Peki geçmişinde ihanet olduğunu bildiğiniz birine güvenir misiniz?

İçgüdülerinizle peşin peşin “Asla güvenmem” demezden önce bu haberi okuyun; çünkü Amerika’da araştırmacılar tam da bu konu üzerine çalışmışlar ve çok ilginç bazı sonuçlara ulaşmışlar.

Önce bir hayali durum:

Bir kadın ve bir erkek düşünün. İkisi de birlikte oldukları kişiye ihanet etmiş ve birlikte olmuşlar. Sonra birlikte oldukları karı ve kocalarından ya da sevgililerinden ayrılıp beraber yaşamaya başlamışlar. Onlar birbirlerine güvenmeli mi? Bu ilişki karşılıklı güvene dayalı olarak yürür mü?

Aslında illa romantik aşk ilişkisi olması gerekmiyor. Hayatta kurduğumuz ilişkilerin tamamında karşılıklı güven önemli bir rol oynar. Bu güven bir kez ortadan kalktı mı da o ilişki krize girer, hatta ortadan kalkar.

Gerek bu konuda yapılmış geçmiş araştırmalar ve gerekse bizim içgüdülerimiz, bir insanın güvenirliğini onun geçmişine bakarak belirlediğimizi söyler. Yani geçmişte çok yalan söylediğini bildiğimiz birinin ağzından çıkan her şeye inanmayız, geçmişte ihanet olan bir insana her an ihanet edebilir gözüyle bakarız.

Trapezci birlikte hareket ettiği arkadaşlarına hayatını teslim ediyor.

Ama California Üniversitesi’nin Los Angeles kampüsünden (UCLA) ve Oklahoma Eyalet Üniversitesinden araştırmacılar, insanların her şeye rağmen bazı yalancılara ve hainlere yine de güvendiğini ortaya koyan bir araştırma yaptılar.
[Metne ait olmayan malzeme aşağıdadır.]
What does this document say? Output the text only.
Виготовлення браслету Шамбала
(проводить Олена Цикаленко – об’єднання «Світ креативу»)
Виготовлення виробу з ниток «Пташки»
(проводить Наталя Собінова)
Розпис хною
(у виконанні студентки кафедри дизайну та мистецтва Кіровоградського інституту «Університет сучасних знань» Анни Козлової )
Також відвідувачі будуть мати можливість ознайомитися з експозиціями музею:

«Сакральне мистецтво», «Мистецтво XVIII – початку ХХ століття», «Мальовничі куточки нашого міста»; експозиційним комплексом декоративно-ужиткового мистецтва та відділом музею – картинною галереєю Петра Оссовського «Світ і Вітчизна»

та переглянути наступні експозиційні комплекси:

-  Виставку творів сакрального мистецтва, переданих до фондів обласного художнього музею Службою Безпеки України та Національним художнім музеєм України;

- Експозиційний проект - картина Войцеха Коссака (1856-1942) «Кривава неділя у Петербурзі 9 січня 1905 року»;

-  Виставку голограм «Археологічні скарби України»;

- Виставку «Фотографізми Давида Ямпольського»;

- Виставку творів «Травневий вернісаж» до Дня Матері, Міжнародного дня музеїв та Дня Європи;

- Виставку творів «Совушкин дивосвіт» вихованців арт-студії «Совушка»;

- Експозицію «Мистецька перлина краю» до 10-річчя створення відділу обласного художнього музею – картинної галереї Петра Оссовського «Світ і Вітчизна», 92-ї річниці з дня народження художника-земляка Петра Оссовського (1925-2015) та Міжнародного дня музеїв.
Araştırmacıların Evolution and Human Behavior adlı bilimsel dergide yayınlanan makalesine göre, eğer birisinin başkasına ihaneti bizim işimize geliyorsa, biz o ihanet eden kişiye güveniyoruz. Araştırmacıların uyguladıkları deneye göre, biz başkasına ihanet edenleri güvenilmez buluyor olsak bile, eğer o ihanetten bir fayda elde ediyorsak o zaman ihanet eden kişinin güvenimize layık olduğunu düşünüyoruz.

Araştırmanın yazarlarından UCLA’den Jaimie Krems, “Bir kişiye güvenip güvenemeyeceğimize karar vermenin en iyi yolu onun geçmişte başkalarına ihanet edip etmediğine bakmak olmayabilir” diyor. Krems’e göre hepimiz bu konularda göreli bir ahlaka sahibiz.

Krems şöyle bir örnek veriyor: “Bir arkadaşınız siz sürekli başka arkadaşlarınızla ilgili sırlar veriyor ama sizin sırlarınızı kimseyle paylaşmıyor. Bu arkadaş belki başkalarının sırlarını size aktararak onlara ihanet ediyor ama sizi de bilgiyle zenginleştiriyor.”

Yani bir daha bir arkadaşınız size gelip dedikodu anlattığında ona bu gözle bir daha bakın.

Şöyle bir senaryo hayal edin: 

Bir casus düşünün, başka bir ülkede yalan söyleyerek varoluyor, oradan elde ettiği sırları kendi ülkesine gönderiyor. Peki ama bu profesyonel yalancıya kendi ülkesi güvenmeli mi?

Her ihanet eden ‘hain’ olmayabilir yani. Kime ihanet ettiğinize göre değişebilir “hain”lik durumu, bazen de sırf başkasına ihanet ettiniz diye kahraman da olabilirsiniz.